Ivan bahkan sempat berkelakar alasan tidak ingin sekamar dengan Ruben karena khawatir keduanya terlalu banyak bercanda.
Umrah Malam Hari
Setibanya di Tanah Suci, rombongan dijadwalkan melaksanakan umrah pada malam hari. Keputusan itu diambil karena suhu siang mencapai 49 derajat Celsius.
“Kami sudah ganti ihram di pesawat. Rencananya umrah malam karena situasinya sedang panas. Dari travel juga diatur supaya ibadah lebih nyaman dan khusyuk,” ujar Ivan.
Ia menilai arahan dari pihak travel perlu diikuti demi keselamatan dan kenyamanan seluruh jemaah.
“Travel lebih tahu kondisinya.
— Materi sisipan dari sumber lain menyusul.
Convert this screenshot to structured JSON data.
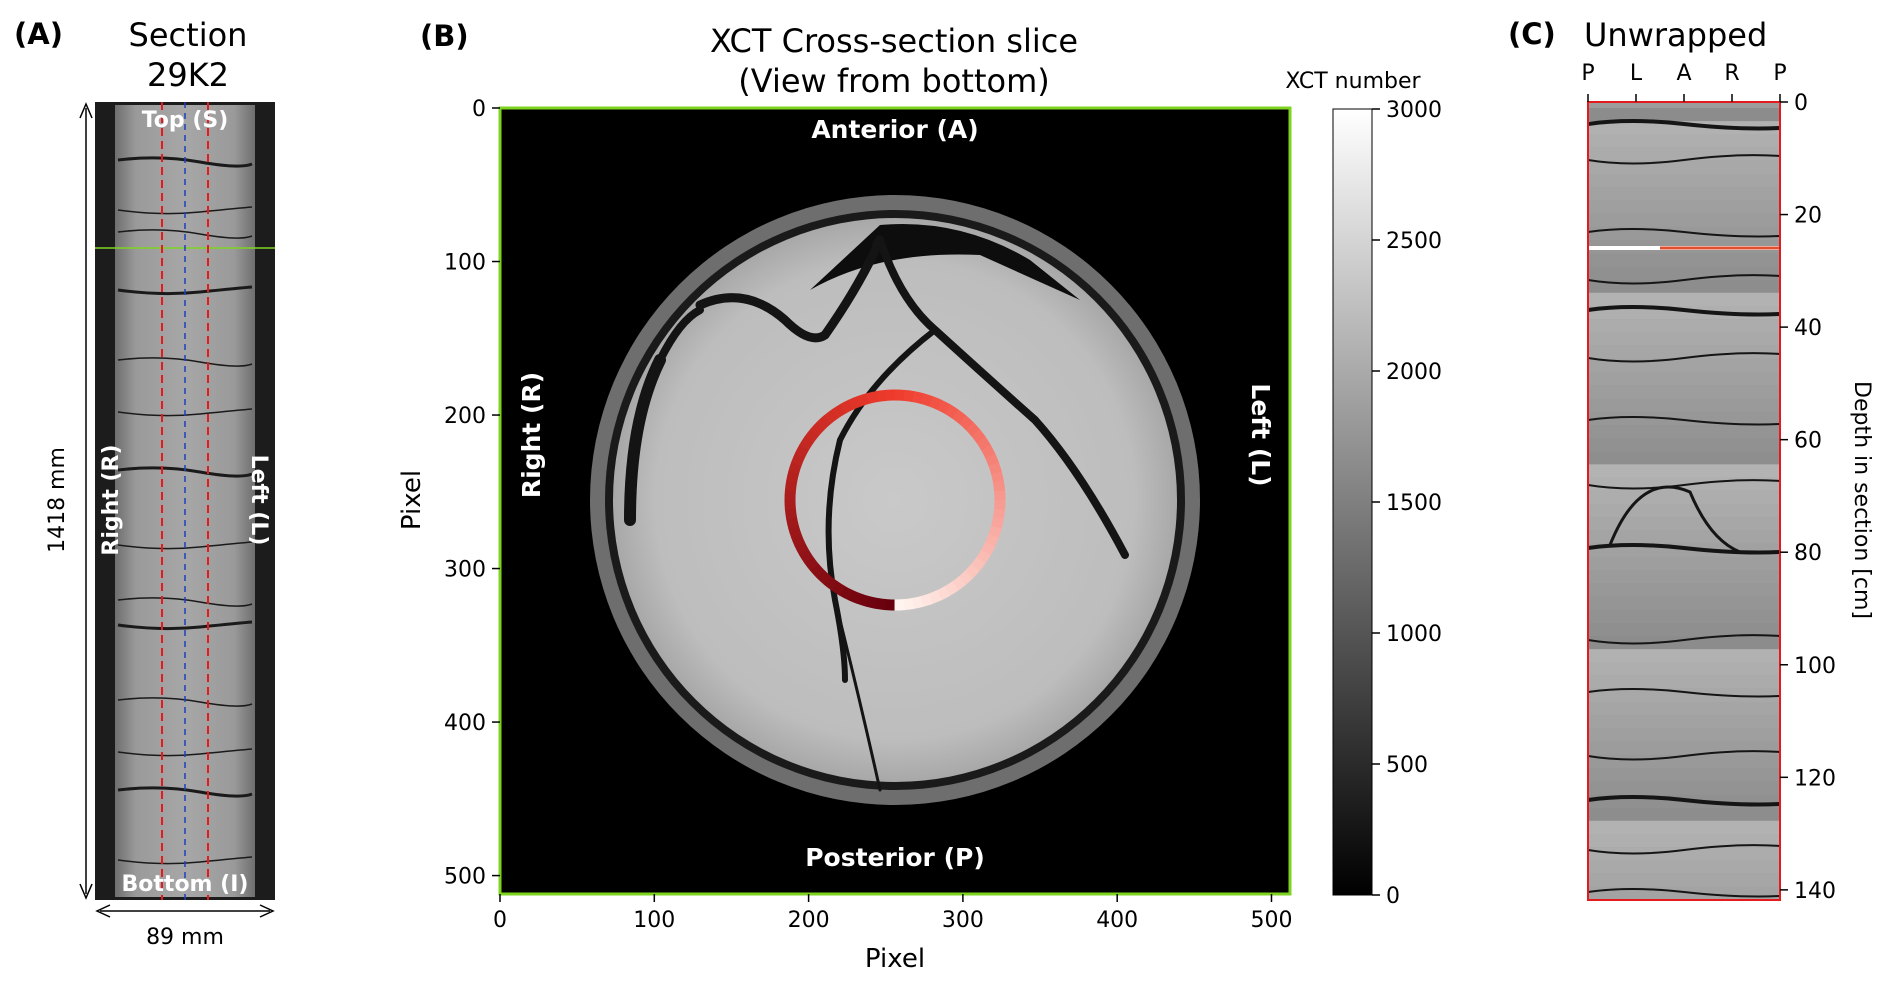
{
  "panels": {
    "a": {
      "label": "(A)",
      "title_line1": "Section",
      "title_line2": "29K2",
      "top_label": "Top (S)",
      "bottom_label": "Bottom (I)",
      "right_label": "Right (R)",
      "left_label": "Left (L)",
      "length_label": "1418 mm",
      "width_label": "89 mm"
    },
    "b": {
      "label": "(B)",
      "title_line1": "XCT Cross-section slice",
      "title_line2": "(View from bottom)",
      "anterior_label": "Anterior (A)",
      "posterior_label": "Posterior (P)",
      "right_label": "Right (R)",
      "left_label": "Left (L)",
      "xlabel": "Pixel",
      "ylabel": "Pixel",
      "xticks": [
        "0",
        "100",
        "200",
        "300",
        "400",
        "500"
      ],
      "yticks": [
        "0",
        "100",
        "200",
        "300",
        "400",
        "500"
      ],
      "colorbar_title": "XCT number",
      "colorbar_ticks": [
        "0",
        "500",
        "1000",
        "1500",
        "2000",
        "2500",
        "3000"
      ]
    },
    "c": {
      "label": "(C)",
      "title": "Unwrapped",
      "top_ticks": [
        "P",
        "L",
        "A",
        "R",
        "P"
      ],
      "ylabel": "Depth in section [cm]",
      "yticks": [
        "0",
        "20",
        "40",
        "60",
        "80",
        "100",
        "120",
        "140"
      ]
    }
  },
  "colors": {
    "frame_green": "#7ed321",
    "sample_line_red": "#e41a1c",
    "center_line_blue": "#1f3fbf",
    "ring_dark": "#67000d",
    "ring_light": "#fff5f0"
  }
}
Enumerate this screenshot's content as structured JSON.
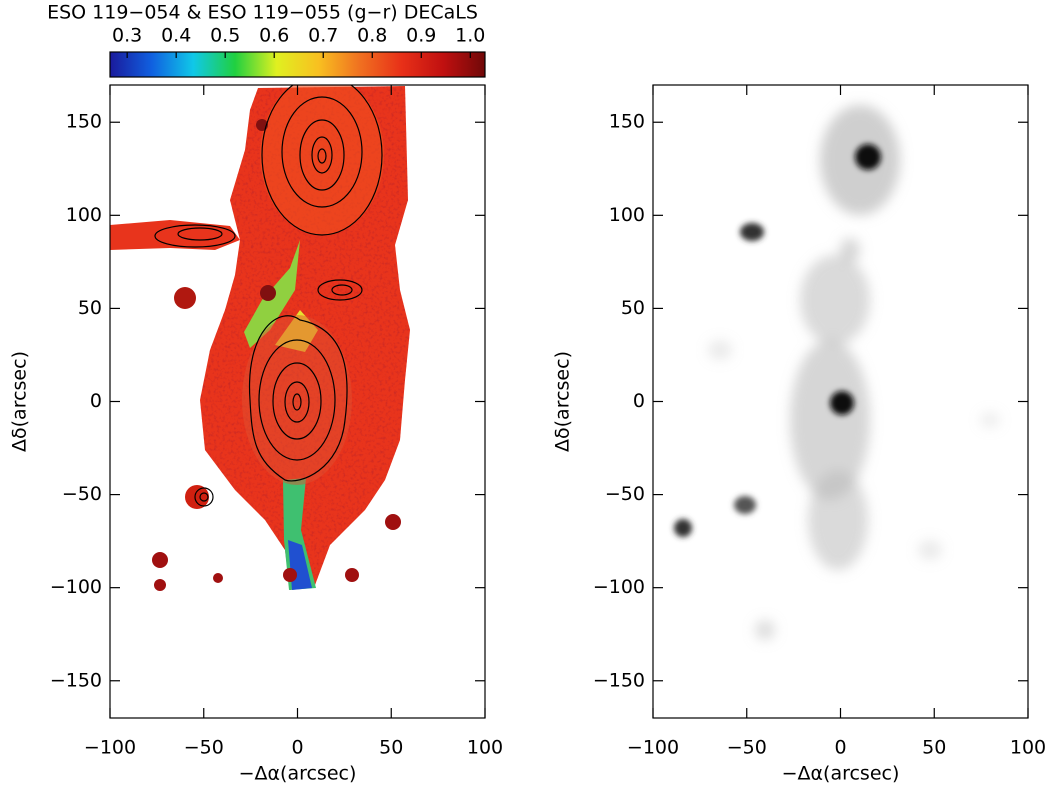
{
  "chart_data": [
    {
      "type": "image",
      "title": "ESO 119−054 & ESO 119−055 (g−r) DECaLS",
      "colorbar": {
        "lim": [
          0.265,
          1.03
        ],
        "ticks": [
          0.3,
          0.4,
          0.5,
          0.6,
          0.7,
          0.8,
          0.9,
          {
            "value": 1,
            "label": "1.0"
          }
        ],
        "colors": [
          "#1a1a9c",
          "#1060e0",
          "#10c8e8",
          "#20d040",
          "#e0f020",
          "#f8c020",
          "#f07020",
          "#e83018",
          "#c01010",
          "#700808"
        ]
      },
      "xlabel": "−Δα(arcsec)",
      "ylabel": "Δδ(arcsec)",
      "xlim": [
        -100,
        100
      ],
      "ylim": [
        -170,
        170
      ],
      "xticks": [
        {
          "value": -100,
          "label": "−100"
        },
        {
          "value": -50,
          "label": "−50"
        },
        0,
        50,
        100
      ],
      "yticks": [
        {
          "value": -150,
          "label": "−150"
        },
        {
          "value": -100,
          "label": "−100"
        },
        {
          "value": -50,
          "label": "−50"
        },
        0,
        50,
        100,
        150
      ]
    },
    {
      "type": "image",
      "xlabel": "−Δα(arcsec)",
      "ylabel": "Δδ(arcsec)",
      "xlim": [
        -100,
        100
      ],
      "ylim": [
        -170,
        170
      ],
      "xticks": [
        {
          "value": -100,
          "label": "−100"
        },
        {
          "value": -50,
          "label": "−50"
        },
        0,
        50,
        100
      ],
      "yticks": [
        {
          "value": -150,
          "label": "−150"
        },
        {
          "value": -100,
          "label": "−100"
        },
        {
          "value": -50,
          "label": "−50"
        },
        0,
        50,
        100,
        150
      ]
    }
  ]
}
Jangan ambil risiko. Supaya ibadah sampai tuntas, kita harus tertib mengikuti arahan,” katanya.
Doa Ruben untuk Anak
Menjelang keberangkatan, Ruben sempat bertemu anak-anaknya. Ia mengaku bersyukur dapat melepas rindu meski pertemuan berlangsung singkat.
“Alhamdulillah tetap disyukuri. Akhirnya bisa bertemu dengan anak-anak,” ujar Ruben.
Ruben mengatakan seluruh perjalanan hidupnya kini ia serahkan kepada Allah melalui doa.
“Kalau Allah sudah mengatur semuanya, itu pasti jalan yang terbaik,” katanya.
Ia juga memastikan anak-anaknya selalu menjadi bagian dari doa yang dipanjatkan.
“Semua orang tua pasti selalu ada nama anak dalam doanya. Mudah-mudahan apa yang saya sampaikan semuanya menjadi hal-hal yang baik untuk anak-anak saya,” ucap Ruben.
Ruben berharap umrah keempatnya kali ini kembali menghadirkan pengalaman berharga yang bisa menjadi kenangan baik dalam hidupnya.
“Empat umrah ini semuanya punya cerita. Mudah-mudahan umrah yang keempat ini juga membawa banyak kenangan yang baik,” tuturnya.
Ivan menambahkan, salah satu hal yang paling ia sukai saat berada di Makkah adalah suasana kesetaraan seluruh jemaah.
“Semuanya sama di mata Allah. Tidak ada kasta. Semua datang dengan cerita masing-masing,” katanya.